One of the reason I love MySQL is the fact that it is so easy to install. Take the MSI, run it, invoke MySQL Server Instance Configuration Wizard and done. I adore this simplicity and this enables me to focus on core problems rather than setting up the database server. However none of the system is bullet proof and so at times MySQL installation does fail. Today I am going to discuss one such failure.

First let me explain the scenario which led to failure as the scenario is of extreme importance. On my WINCACHE test server I was having an old install of MySQL and one day I decided that I will move to the latest version. I uninstalled the old MySQL and re-installed the new  version. And damn I got the error from MySQL Server Instance Configuration Wizard that ‘Security Settings cannot be applied.’. The reason specified was that the Wizard was unable to connect to the MySQL database with credentials supplied.

After some research I found that, MySQL configured by me was storing the InnoDB (actual database files) at location which is %ProgramData%\MySQL\MySQL Server 5.1 folder. MySQL allocates space here where it stores the databases one creates using CREATE DATABASE command. If you just do a bare minimum MySQL installation and login to MySQL using the MySQL command line utility and run the command SHOW DATABASES you will see a database named ‘mysql’ already present. Your MySQL password is stored here in ‘mysql’ database. Now when you uninstall MySQL, only the binaries gets uninstalled from your machine. The database created remains in tact. If you want to find out where your data directory is, open MySQL command line and type SHOW VARIABLES command. Now look for variable named ‘datadir’. The value of this identifies the location where MySQL has stored your databases. For me it was pointing to %ProgramData%\MySQL\MySQL Server 5.1. Remember that it can be a hidden directory at times, so you will need to enable ‘Show hidden files and folder’ in Windows Explorer under Tools->Folder Options->View. The other way to look at the data folder (and in case you have already uninstalled MySQL and no MySQL command line utility is available) is to open the the file my.ini which is not removed by the installer and is present in the MySQL install folder. Open this file and look for ‘datadir’ under ‘Server Section’.
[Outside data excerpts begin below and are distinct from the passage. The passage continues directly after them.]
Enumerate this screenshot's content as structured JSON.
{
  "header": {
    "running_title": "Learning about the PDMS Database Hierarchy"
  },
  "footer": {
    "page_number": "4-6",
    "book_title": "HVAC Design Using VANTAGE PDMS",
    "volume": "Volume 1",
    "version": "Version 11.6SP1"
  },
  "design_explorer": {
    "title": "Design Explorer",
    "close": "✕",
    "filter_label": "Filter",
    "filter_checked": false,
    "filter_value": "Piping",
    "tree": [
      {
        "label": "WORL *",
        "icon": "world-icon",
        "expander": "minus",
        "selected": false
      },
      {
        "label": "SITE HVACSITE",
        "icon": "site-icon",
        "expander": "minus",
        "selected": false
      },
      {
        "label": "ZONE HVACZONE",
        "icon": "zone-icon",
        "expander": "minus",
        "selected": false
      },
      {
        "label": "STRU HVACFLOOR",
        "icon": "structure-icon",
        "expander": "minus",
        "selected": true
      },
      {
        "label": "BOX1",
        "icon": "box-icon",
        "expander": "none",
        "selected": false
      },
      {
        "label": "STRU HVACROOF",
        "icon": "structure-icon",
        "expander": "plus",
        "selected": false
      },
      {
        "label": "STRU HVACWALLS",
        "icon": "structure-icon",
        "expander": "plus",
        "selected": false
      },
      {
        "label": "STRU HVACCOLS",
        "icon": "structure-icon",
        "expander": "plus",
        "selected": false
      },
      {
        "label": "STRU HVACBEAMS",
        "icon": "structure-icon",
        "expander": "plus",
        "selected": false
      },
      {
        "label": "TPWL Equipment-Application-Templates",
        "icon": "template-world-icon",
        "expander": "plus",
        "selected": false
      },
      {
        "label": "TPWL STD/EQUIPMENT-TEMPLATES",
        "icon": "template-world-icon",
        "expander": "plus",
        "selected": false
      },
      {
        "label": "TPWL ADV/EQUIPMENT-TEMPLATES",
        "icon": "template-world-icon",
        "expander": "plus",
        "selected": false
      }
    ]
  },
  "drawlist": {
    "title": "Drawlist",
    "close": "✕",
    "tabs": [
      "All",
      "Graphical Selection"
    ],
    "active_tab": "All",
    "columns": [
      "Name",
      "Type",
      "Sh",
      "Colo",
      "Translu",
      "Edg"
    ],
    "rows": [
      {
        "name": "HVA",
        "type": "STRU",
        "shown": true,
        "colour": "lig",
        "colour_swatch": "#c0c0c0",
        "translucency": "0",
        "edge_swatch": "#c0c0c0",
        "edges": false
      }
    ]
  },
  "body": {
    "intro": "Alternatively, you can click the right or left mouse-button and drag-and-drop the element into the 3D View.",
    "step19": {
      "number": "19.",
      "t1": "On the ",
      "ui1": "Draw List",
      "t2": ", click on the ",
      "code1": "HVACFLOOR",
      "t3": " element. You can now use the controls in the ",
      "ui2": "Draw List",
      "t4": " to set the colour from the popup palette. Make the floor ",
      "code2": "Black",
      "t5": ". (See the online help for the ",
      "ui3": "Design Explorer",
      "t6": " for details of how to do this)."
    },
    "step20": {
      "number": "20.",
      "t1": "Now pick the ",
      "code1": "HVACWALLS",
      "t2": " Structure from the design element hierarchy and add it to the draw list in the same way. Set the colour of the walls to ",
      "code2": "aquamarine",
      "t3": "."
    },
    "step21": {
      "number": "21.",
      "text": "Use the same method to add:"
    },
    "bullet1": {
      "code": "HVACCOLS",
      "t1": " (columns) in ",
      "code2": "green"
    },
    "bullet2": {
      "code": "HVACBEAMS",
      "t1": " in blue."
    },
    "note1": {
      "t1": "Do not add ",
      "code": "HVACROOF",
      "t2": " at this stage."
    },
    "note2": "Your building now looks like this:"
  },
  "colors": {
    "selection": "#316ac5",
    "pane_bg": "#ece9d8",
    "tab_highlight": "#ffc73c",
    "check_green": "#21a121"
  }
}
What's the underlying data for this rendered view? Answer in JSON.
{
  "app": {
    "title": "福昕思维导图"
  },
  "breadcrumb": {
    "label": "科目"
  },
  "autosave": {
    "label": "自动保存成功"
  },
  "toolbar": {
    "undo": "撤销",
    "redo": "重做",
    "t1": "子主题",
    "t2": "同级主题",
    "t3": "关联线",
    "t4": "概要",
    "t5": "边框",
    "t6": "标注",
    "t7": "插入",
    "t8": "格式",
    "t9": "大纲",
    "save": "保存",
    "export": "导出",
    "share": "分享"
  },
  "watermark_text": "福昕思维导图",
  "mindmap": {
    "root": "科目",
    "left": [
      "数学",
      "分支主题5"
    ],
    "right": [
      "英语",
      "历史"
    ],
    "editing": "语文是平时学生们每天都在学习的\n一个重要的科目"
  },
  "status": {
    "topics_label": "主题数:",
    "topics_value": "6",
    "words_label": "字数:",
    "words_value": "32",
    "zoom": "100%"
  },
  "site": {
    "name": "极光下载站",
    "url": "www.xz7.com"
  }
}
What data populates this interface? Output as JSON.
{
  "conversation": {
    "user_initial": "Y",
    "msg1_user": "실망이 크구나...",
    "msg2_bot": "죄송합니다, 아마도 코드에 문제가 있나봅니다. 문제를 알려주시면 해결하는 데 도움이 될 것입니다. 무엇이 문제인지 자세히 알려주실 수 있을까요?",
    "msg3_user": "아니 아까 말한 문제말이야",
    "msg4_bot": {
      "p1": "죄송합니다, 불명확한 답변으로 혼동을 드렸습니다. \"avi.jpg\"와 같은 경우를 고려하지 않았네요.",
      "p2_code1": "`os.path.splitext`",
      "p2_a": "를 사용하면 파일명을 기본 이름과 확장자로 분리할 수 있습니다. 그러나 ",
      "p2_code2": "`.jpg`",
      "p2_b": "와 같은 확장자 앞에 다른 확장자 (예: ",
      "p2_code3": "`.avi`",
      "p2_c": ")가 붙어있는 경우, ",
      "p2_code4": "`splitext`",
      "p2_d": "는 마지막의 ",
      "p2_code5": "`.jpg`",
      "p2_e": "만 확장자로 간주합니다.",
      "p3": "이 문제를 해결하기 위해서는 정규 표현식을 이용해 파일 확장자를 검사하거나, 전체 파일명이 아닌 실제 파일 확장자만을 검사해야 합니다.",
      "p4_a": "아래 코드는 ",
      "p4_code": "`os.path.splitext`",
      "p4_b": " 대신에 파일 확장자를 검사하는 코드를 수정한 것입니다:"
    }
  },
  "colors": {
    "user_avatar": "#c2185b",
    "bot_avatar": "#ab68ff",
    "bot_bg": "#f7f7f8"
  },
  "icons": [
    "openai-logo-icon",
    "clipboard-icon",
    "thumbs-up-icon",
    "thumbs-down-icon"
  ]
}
This seems to be a good behavior as you do not want the entire database to be deleted as part of un-installation because you may want to upgrade as was my case. Because of this if you are re-installing MySQL after un-installing it and using a different password than the last time, MySQL Server Instance Configuration Wizard fails because as told the password is already written in ‘mysql’ database and it is not matching with supplied password and hence settings cannot be applied.

There are few solutions to this:

  • Use the same password as last time. And re-configure the instance using MySQL Server Instance Configuration Wizard.
  • Delete the data pointed by variable named ‘datadir’. However please be careful as this means you are getting rid of all your old database. But if you are unable to remember the old password, probably you do not need the old database.

Hope this helps few of you and till we meet again ‘Good Bye’.